J’ai eu des expériences entrepreneuriales parfois violentes : liquidation de ma 1ère boite à cause des difficultés financières de mon principal partenaire, conseillé par un mandataire judiciaire Ad Hoc malhonnête ; conflit avec des actionnaires qui ne respectaient plus les accords signés.
Ces expériences m’ont appris à être prudent et à m’entourer d’experts compétents et dévoués, ce qui m’a permis de toujours rebondir rapidement.
Qu’est-ce que vous retenez de vos expériences entrepreneuriales ?

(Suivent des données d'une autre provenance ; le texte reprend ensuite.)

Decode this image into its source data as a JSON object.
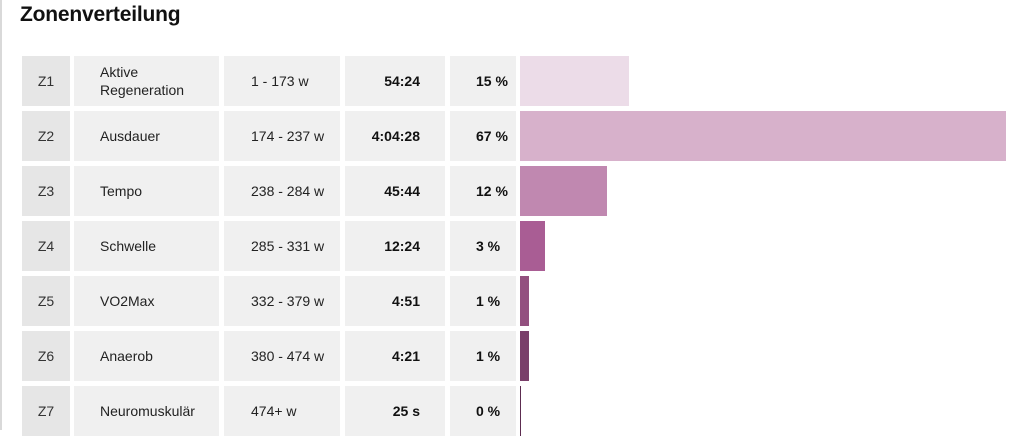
{
  "title": "Zonenverteilung",
  "zones": [
    {
      "zone": "Z1",
      "name": "Aktive Regeneration",
      "range": "1 - 173 w",
      "time": "54:24",
      "percent_label": "15 %",
      "percent": 15,
      "color": "#ecdce8"
    },
    {
      "zone": "Z2",
      "name": "Ausdauer",
      "range": "174 - 237 w",
      "time": "4:04:28",
      "percent_label": "67 %",
      "percent": 67,
      "color": "#d7b1cb"
    },
    {
      "zone": "Z3",
      "name": "Tempo",
      "range": "238 - 284 w",
      "time": "45:44",
      "percent_label": "12 %",
      "percent": 12,
      "color": "#c088b0"
    },
    {
      "zone": "Z4",
      "name": "Schwelle",
      "range": "285 - 331 w",
      "time": "12:24",
      "percent_label": "3 %",
      "percent": 3.4,
      "color": "#a95d94"
    },
    {
      "zone": "Z5",
      "name": "VO2Max",
      "range": "332 - 379 w",
      "time": "4:51",
      "percent_label": "1 %",
      "percent": 1.3,
      "color": "#93507f"
    },
    {
      "zone": "Z6",
      "name": "Anaerob",
      "range": "380 - 474 w",
      "time": "4:21",
      "percent_label": "1 %",
      "percent": 1.2,
      "color": "#7a3f6a"
    },
    {
      "zone": "Z7",
      "name": "Neuromuskulär",
      "range": "474+ w",
      "time": "25 s",
      "percent_label": "0 %",
      "percent": 0.1,
      "color": "#5c2c50"
    }
  ]
}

L’essentiel, d’abord l’humain : travailler dans la durée avec des collaborateurs de confiance pour un projet ambitieux est un réel plaisir. À l’inverse, il faut se séparer très vite des personnes incompétentes, négatives ou malhonnêtes.
Ensuite, développer la capacité de trouver des solutions, s’adapter rapidement ou rebondir pour respecter ses engagements.
Surmonter ensemble les difficultés, célébrer collectivement les succès pour rester soudés dans une énergie positive.
Être à l’écoute des autres et surtout des plus jeunes : je prends beaucoup de plaisir à échanger avec mes enfants qui ont une trentaine d’années ainsi qu’avec les jeunes entrepreneurs. Ce sont eux qui ont les clés du futur.
Enfin, savoir conjuguer vie personnelle et professionnelle. Vivre ses passions et savoir travailler efficacement plutôt que travailler beaucoup. Je joue depuis dix ans dans un groupe de reprises pop-rock JAGH. Nous animons des soirées professionnelles ou privées pour apporter de la joie, de la bonne humeur et faire danser notre public. C’est un groupe composé de dirigeants d’entreprise et nous y gagnons beaucoup en énergie et en équilibre. Cet équilibre de vie est fondamental.
Le vrai challenge pour un entrepreneur, c’est de tenir dans la durée.